Analysts agree, however, that reparations are a legal and social minefield. The potential problems - and solutions - are already filling pages of legal submissions to the judges.

In its filing to the court, the ICC’s registry warns that because Lubanga recruited children from his own Hema community which was in conflict with the Lendu people “should reparations be awarded in the case, the majority of victims will be from one side of an ethnic conflict in which both sides suffered harm.”

The registry also cautions against “ill advised reparation orders [which] may worsen the situation of former child soldiers by increasing the children’s stigmatization within their own community.” It also questions how eligible victims will be found as some have moved on from their villages.

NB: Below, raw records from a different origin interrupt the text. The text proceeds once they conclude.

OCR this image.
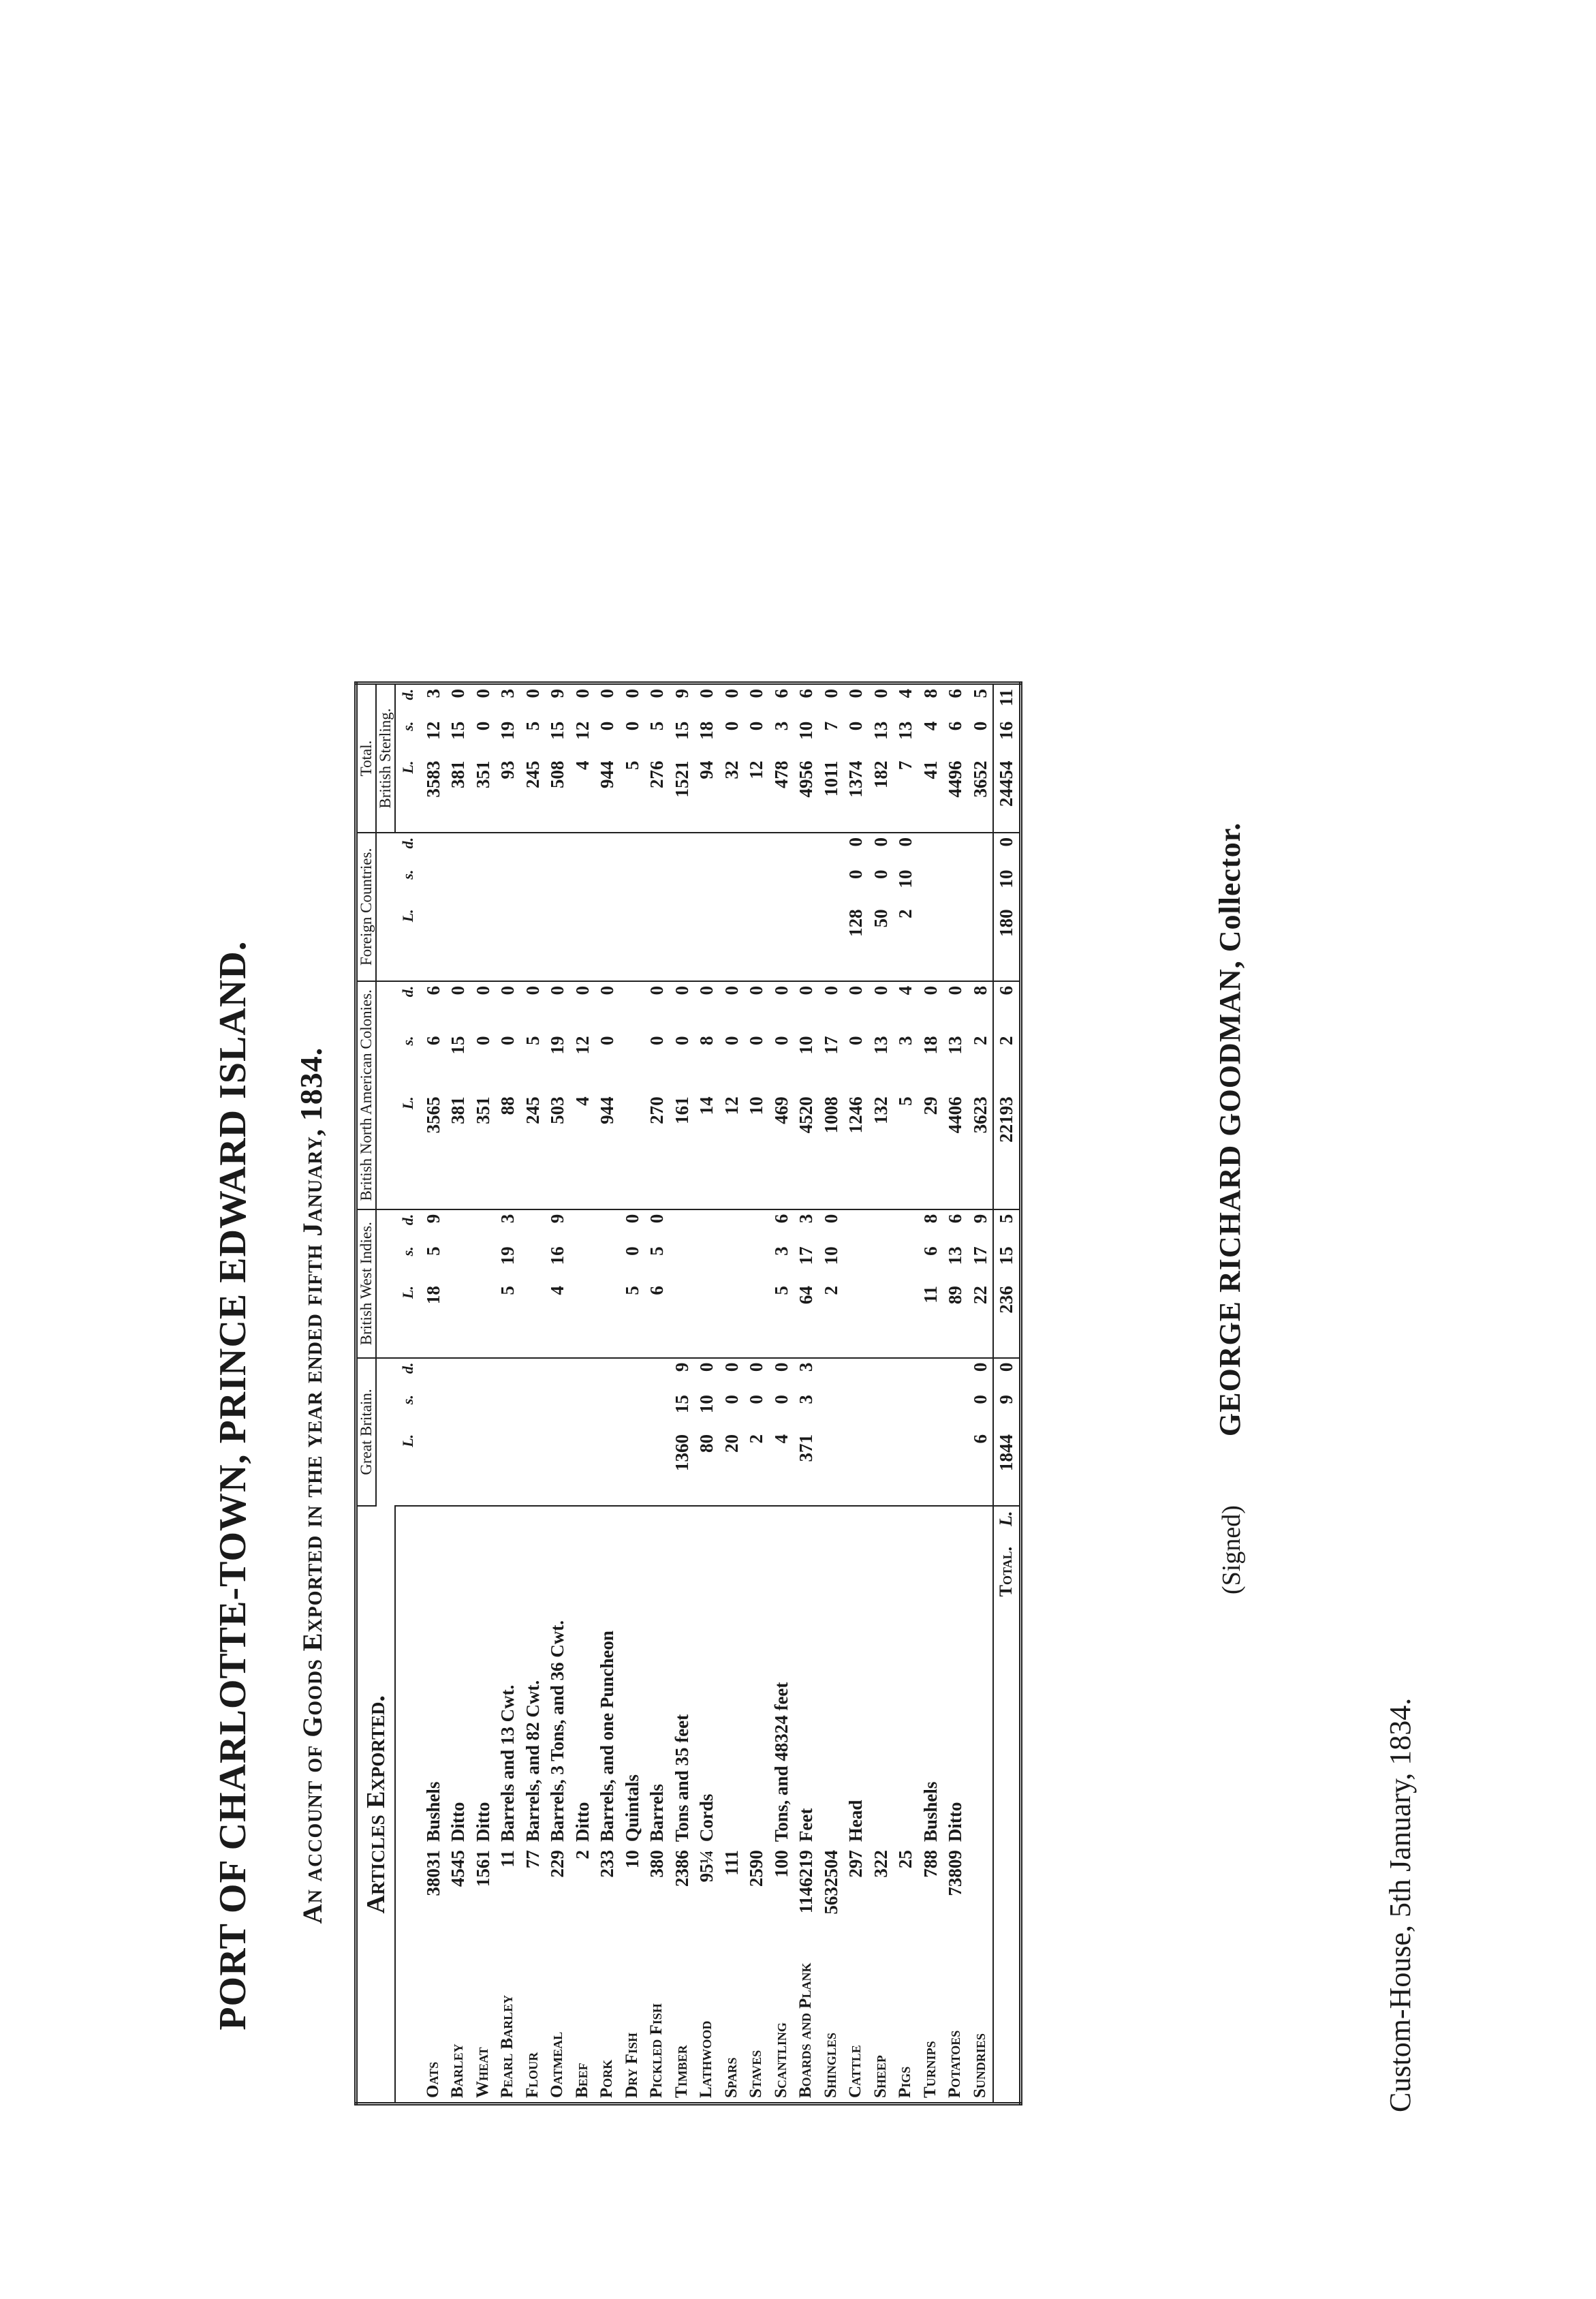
PORT OF CHARLOTTE-TOWN, PRINCE EDWARD ISLAND. An account of Goods Exported in the year ended fifth January, 1834.
Articles Exported.			Great Britain.			British West Indies.			British North American Colonies.			Foreign Countries.			Total.		
															British Sterling.		
			L.	s.	d.	L.	s.	d.	L.	s.	d.	L.	s.	d.	L.	s.	d.
Oats	38031	Bushels				18	5	9	3565	6	6				3583	12	3
Barley	4545	Ditto							381	15	0				381	15	0
Wheat	1561	Ditto							351	0	0				351	0	0
Pearl Barley	11	Barrels and 13 Cwt.				5	19	3	88	0	0				93	19	3
Flour	77	Barrels, and 82 Cwt.							245	5	0				245	5	0
Oatmeal	229	Barrels, 3 Tons, and 36 Cwt.				4	16	9	503	19	0				508	15	9
Beef	2	Ditto							4	12	0				4	12	0
Pork	233	Barrels, and one Puncheon							944	0	0				944	0	0
Dry Fish	10	Quintals				5	0	0							5	0	0
Pickled Fish	380	Barrels				6	5	0	270	0	0				276	5	0
Timber	2386	Tons and 35 feet	1360	15	9				161	0	0				1521	15	9
Lathwood	95¼	Cords	80	10	0				14	8	0				94	18	0
Spars	111		20	0	0				12	0	0				32	0	0
Staves	2590		2	0	0				10	0	0				12	0	0
Scantling	100	Tons, and 48324 feet	4	0	0	5	3	6	469	0	0				478	3	6
Boards and Plank	1146219	Feet	371	3	3	64	17	3	4520	10	0				4956	10	6
Shingles	5632504					2	10	0	1008	17	0				1011	7	0
Cattle	297	Head							1246	0	0	128	0	0	1374	0	0
Sheep	322								132	13	0	50	0	0	182	13	0
Pigs	25								5	3	4	2	10	0	7	13	4
Turnips	788	Bushels				11	6	8	29	18	0				41	4	8
Potatoes	73809	Ditto				89	13	6	4406	13	0				4496	6	6
Sundries			6	0	0	22	17	9	3623	2	8				3652	0	5
Total.L.			1844	9	0	236	15	5	22193	2	6	180	10	0	24454	16	11
(Signed) GEORGE RICHARD GOODMAN, Collector.
Custom-House, 5th January, 1834.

Carla Ferstman, director of Redress, a human rights group working with war crimes victims, urges the judges to consider the many existing rulings on reparations . They come from truth commissions and regional courts, including the Inter-American Court of Human Rights.

“It’s not like the ICC will have to start from scratch,” said Ferstman. “We hope that the court isn’t going to try and reinvent the wheel but that it is going to look at all of these different kinds of processes. There is a lot of experience out there.”

She says it is essential that the ICC gets this right. “Ensuring there is some manner of reparations is part of this vital rebalancing of the criminal justice process to involve victims not only as observers and witnesses - [something] that makes it clear that what happened to them matters. It is like a humanization of criminal justice.”

But with so many potential pitfalls, there are fears that the reparations process could drag on as long as the trial. Walleyn says the former child soldiers he represents have become disillusioned after years of waiting.

“They have fewer expectations than six years ago,” said Walleyn. “However, they are still hoping to see something, because that was what was promised by the system of the court.”